Ich füttere meine Fische 6 mal am Tag. Also hat er eigentlich nicht gehungert.
Ansonsten ist er aber friedfertig.

Schwierigkeitsgrad : mittel
    Beitrag vom 27.02.2008 - 14:54  
6 Alexander Grah
Dabei seit : 01.11.2006
Kommentare von diesem Benutzer im Lexikon 9
wir pflegen den blaune jetzt schon 2 jahre in unseren becken, haben aber auch immer ungeputze rück- und seitenscheiben gehabt, dort konnte man ihn oft beobachten. auch jetzt im neuen becken (mit alten steinen) nach dem umzug scheint es ihm recht gut zu gehen. sichtbar gewachsen ist er allerdings maximal 1cm in zwei jahren, ob das normal ist, weiß ich nicht. zugefüttert wurde er noch nie, ich würde aber auch zustimmen, dass ein becken bereits viel kleinstlebewesen und algen enthalten sollte, will man einen solchen stern einsetzen. ich könnte mir auch vorstellen, das man nicht zuviele solcher spezialisten in einem becken halten sollte, weil das nahrungsangebot sicherlich mager wird.

Schwierigkeitsgrad : mittel
    Beitrag vom 08.11.2006 - 23:16  
5 Chrysokoll
Dabei seit : 10.08.2005
Kommentare von diesem Benutzer im Lexikon 206 Bilder von diesem Benutzer im Lexikon 34
Ich kann bestätigen, dass man bei offenen Pumpengehäusen aufpassen muss. Wenn er sich verletzt war es bei meinen zwar nicht aus gewesen aber es braucht einige Zeit bis der betreffende Arm sich regeneriert hat, ggf wird aus dem abgetrenten Arm ein neues Tier.
Linckia sp. brauchen mehr als nur ein wenig Algen. Es kommt auch auf den Inhalt der Algen an (Kleinstlebewesen, Algenrasen, Dentritus).
Das Füttern mit Trochen- oder Gefrierfutter ist allerdings sehr Zeitaufwendig, da sie das Futter nicht immer (sofort) annehmen.
Umso größer das Tier umso größer sollte auch das Becken sein.

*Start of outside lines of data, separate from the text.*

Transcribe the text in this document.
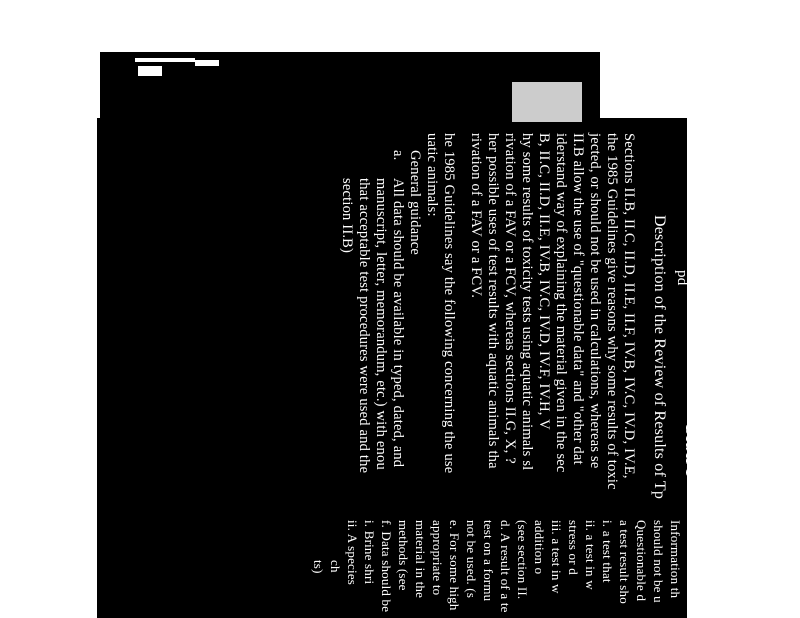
DRAFT
pd
Description of the Review of Results of Tp
Sections II.B, II.C, II.D, II.E, II.F, IV.B, IV.C, IV.D, IV.E,
the 1985 Guidelines give reasons why some results of toxic
jected, or should not be used in calculations, whereas se
II.B allow the use of "questionable data" and "other dat
iderstand way of explaining the material given in the sec
B, II.C, II.D, II.E, IV.B, IV.C, IV.D, IV.F, IV.H, V
hy some results of toxicity tests using aquatic animals sl
rivation of a FAV or a FCV, whereas sections II.G, X, ?
her possible uses of test results with aquatic animals tha
rivation of a FAV or a FCV.
he 1985 Guidelines say the following concerning the use
uatic animals:
General guidance
a.
All data should be available in typed, dated, and
manuscript, letter, memorandum, etc.) with enou
that acceptable test procedures were used and the
section II.B)
Information th
should not be u
Questionable d
a test result sho
i. a test that
ii. a test in w
stress or d
iii. a test in w
addition o
(see section II.
d. A result of a te
test on a formu
not be used. (s
e. For some high
appropriate to
material in the
methods (see
f. Data should be
i. Brine shri
ii. A species
ch
ts)
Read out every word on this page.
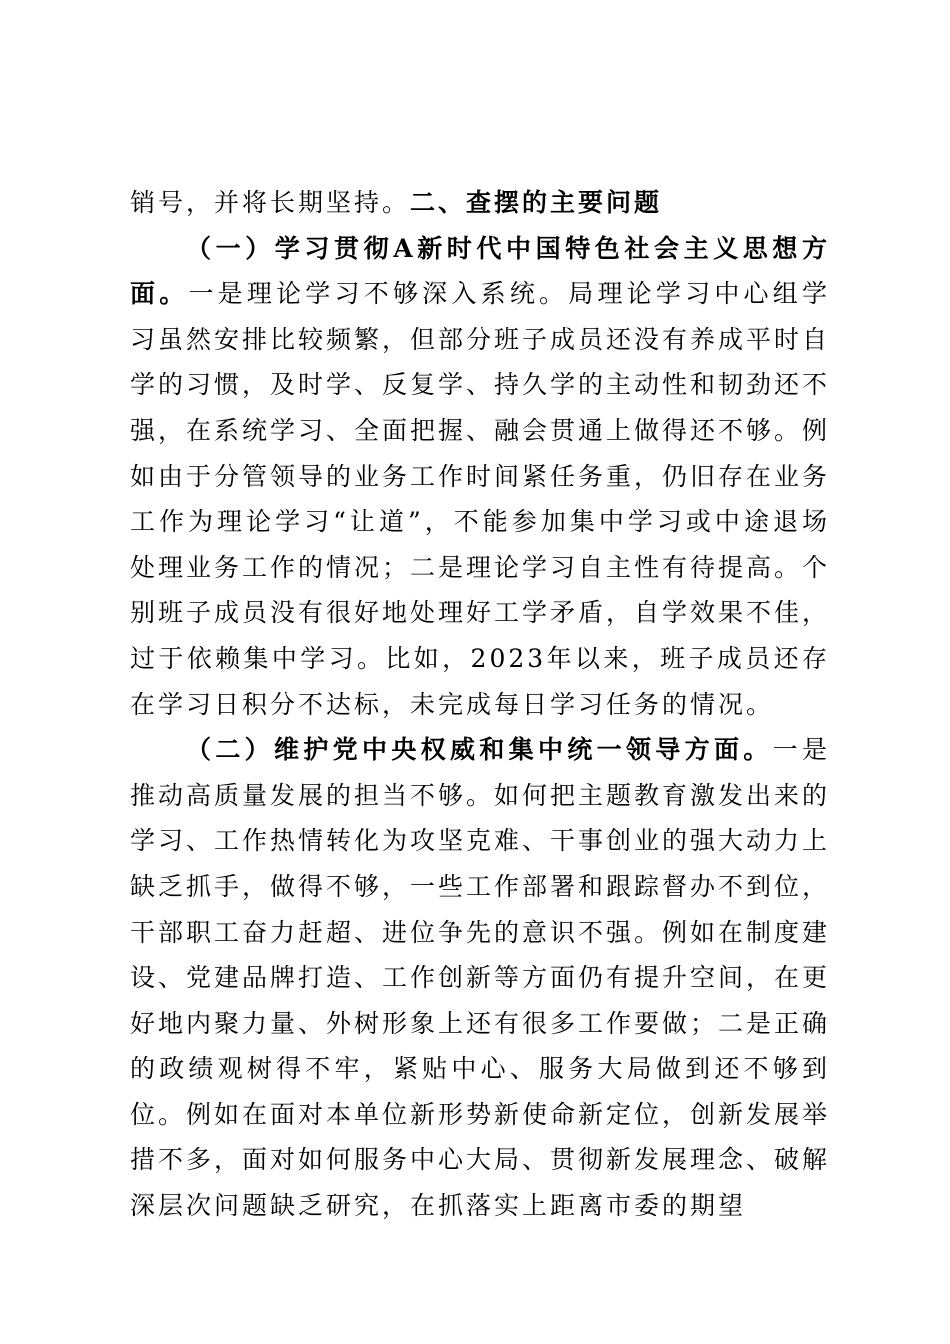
销号，并将长期坚持。二、查摆的主要问题

（一）学习贯彻A新时代中国特色社会主义思想方面。一是理论学习不够深入系统。局理论学习中心组学习虽然安排比较频繁，但部分班子成员还没有养成平时自学的习惯，及时学、反复学、持久学的主动性和韧劲还不强，在系统学习、全面把握、融会贯通上做得还不够。例如由于分管领导的业务工作时间紧任务重，仍旧存在业务工作为理论学习“让道”，不能参加集中学习或中途退场处理业务工作的情况；二是理论学习自主性有待提高。个别班子成员没有很好地处理好工学矛盾，自学效果不佳，过于依赖集中学习。比如，2023年以来，班子成员还存在学习日积分不达标，未完成每日学习任务的情况。

（二）维护党中央权威和集中统一领导方面。一是推动高质量发展的担当不够。如何把主题教育激发出来的学习、工作热情转化为攻坚克难、干事创业的强大动力上缺乏抓手，做得不够，一些工作部署和跟踪督办不到位，干部职工奋力赶超、进位争先的意识不强。例如在制度建设、党建品牌打造、工作创新等方面仍有提升空间，在更好地内聚力量、外树形象上还有很多工作要做；二是正确的政绩观树得不牢，紧贴中心、服务大局做到还不够到位。例如在面对本单位新形势新使命新定位，创新发展举措不多，面对如何服务中心大局、贯彻新发展理念、破解深层次问题缺乏研究，在抓落实上距离市委的期望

Wenn die Wasserwerte (Dichte, Nirat, etc.) nicht stimmen oder nicht genügent passende Nahrung (nährhafte und für den Linckia auch verwertbare Narung) vorhanden ist oder die tier an der Luft waren, gehen die Tiere ein in dem sie sich zersetzen. Ob auch Krankheiten eine Rolle spielen, weis ich nicht. Im Sep. 2006 konnte ich sehen, dass das ein Linckia laevigata einen Asterina sp versucht hat zu fressen. Er hat sein Magen (?) ausgestülpt und hat den kleinen an der Scheibe versucht zu verdauen. Die Asterina sp wurde dabei aktiv gehindert zu Flüchten in dem sich selbts und jeweils ein Arm in die Fluchtrichtung legte. Leider konnte ich das Schauspiel weder gut Fotografieren noch konnte ich bis zum ende bleiben, da ich weg musste.
Im übrigen ist der "Blaue" nicht immer blau! Er kann auch (wenn scheinbar nicht so oft) auch andere Farben haben.